Sahne bitmiş, Danny sakinleşmişti. Sakinleşen Danny saldırgan tavrından dolayı özür bile dilemişti. Ben ise arkadaşının sözlerinde kalmıştım. “İyisin, her şey yolunda” derken sanki bana söylemişti. Televizyonun tam karşısında gömüldüğüm koltukta, o an aslında ne kadar kötü olduğumu fark ettim. Neden sonra sırtımı sıvazlayan biri varmış gibi sebepsiz iyi hissettim.
Hayır, iyi değiliz. Ve hayır, her şey yolunda da değil.
Ama kurşun vızıltısı da değiliz.
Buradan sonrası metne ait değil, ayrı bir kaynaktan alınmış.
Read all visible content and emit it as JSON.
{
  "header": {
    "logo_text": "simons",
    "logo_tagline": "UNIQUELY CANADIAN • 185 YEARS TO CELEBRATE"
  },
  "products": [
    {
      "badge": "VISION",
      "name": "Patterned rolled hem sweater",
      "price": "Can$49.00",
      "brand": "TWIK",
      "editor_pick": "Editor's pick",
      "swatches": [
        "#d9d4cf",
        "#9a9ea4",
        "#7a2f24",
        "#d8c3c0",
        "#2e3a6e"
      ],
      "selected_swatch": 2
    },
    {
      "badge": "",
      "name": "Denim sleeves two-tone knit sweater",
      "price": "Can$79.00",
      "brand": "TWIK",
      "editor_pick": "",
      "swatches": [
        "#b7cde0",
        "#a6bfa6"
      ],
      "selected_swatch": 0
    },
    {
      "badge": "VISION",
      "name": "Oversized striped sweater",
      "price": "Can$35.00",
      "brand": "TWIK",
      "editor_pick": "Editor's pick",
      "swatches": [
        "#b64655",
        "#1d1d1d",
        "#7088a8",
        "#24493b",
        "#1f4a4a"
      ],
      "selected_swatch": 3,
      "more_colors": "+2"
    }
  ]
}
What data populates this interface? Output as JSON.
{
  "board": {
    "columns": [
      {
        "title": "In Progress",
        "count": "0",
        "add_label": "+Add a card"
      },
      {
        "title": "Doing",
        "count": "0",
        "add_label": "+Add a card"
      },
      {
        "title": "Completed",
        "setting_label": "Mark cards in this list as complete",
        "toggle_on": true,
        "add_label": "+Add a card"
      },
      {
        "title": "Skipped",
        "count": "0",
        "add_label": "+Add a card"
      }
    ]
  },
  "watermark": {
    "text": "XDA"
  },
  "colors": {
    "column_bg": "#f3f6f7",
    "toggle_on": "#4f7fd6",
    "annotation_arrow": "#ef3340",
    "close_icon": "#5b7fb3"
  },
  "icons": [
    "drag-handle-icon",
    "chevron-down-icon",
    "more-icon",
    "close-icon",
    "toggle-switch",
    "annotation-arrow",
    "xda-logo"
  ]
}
Kurşun vızıltıları içinde kalmış insanlarız. İnsanız işte nihayetinde. Her şeye rağmen, gerçeğimiz bu.
“İyisin, iyisin, iyisin.”
“Her şey yolunda, her şey yolunda, her şey yolunda.”
Arada bir bu sözleri yinelemek gerekiyor belki de. İnsan olduğumuzu unutmamak için iyi olduğumuzu tekrar etmek gerekiyor. Her şey yolunda olmasa da her şeyin iyi olacağına inanmak gerekiyor.
Karamsarlıktan kurtulamıyoruz ama umut etmeden de yaşanmıyor.
Öyle ya da böyle, hala evimizdeyiz. Nefes almalıyız. Yakalanabilir ya da ölebiliriz. Şiddeti kaldıramayan bünyemiz veya bu şiddet sarmalı nedeniyle karıncalanan beynimiz ile daha fazla devam edemeyebiliriz. Yakalanmasak ya da ölmesek de, yol ortasında kalabiliriz. En iyi ihtimalle aklımızı satılığa çıkarır, deliye döneriz.
Ancak o güne kadar insanız işte nihayetinde, kurşun vızıltısı değiliz.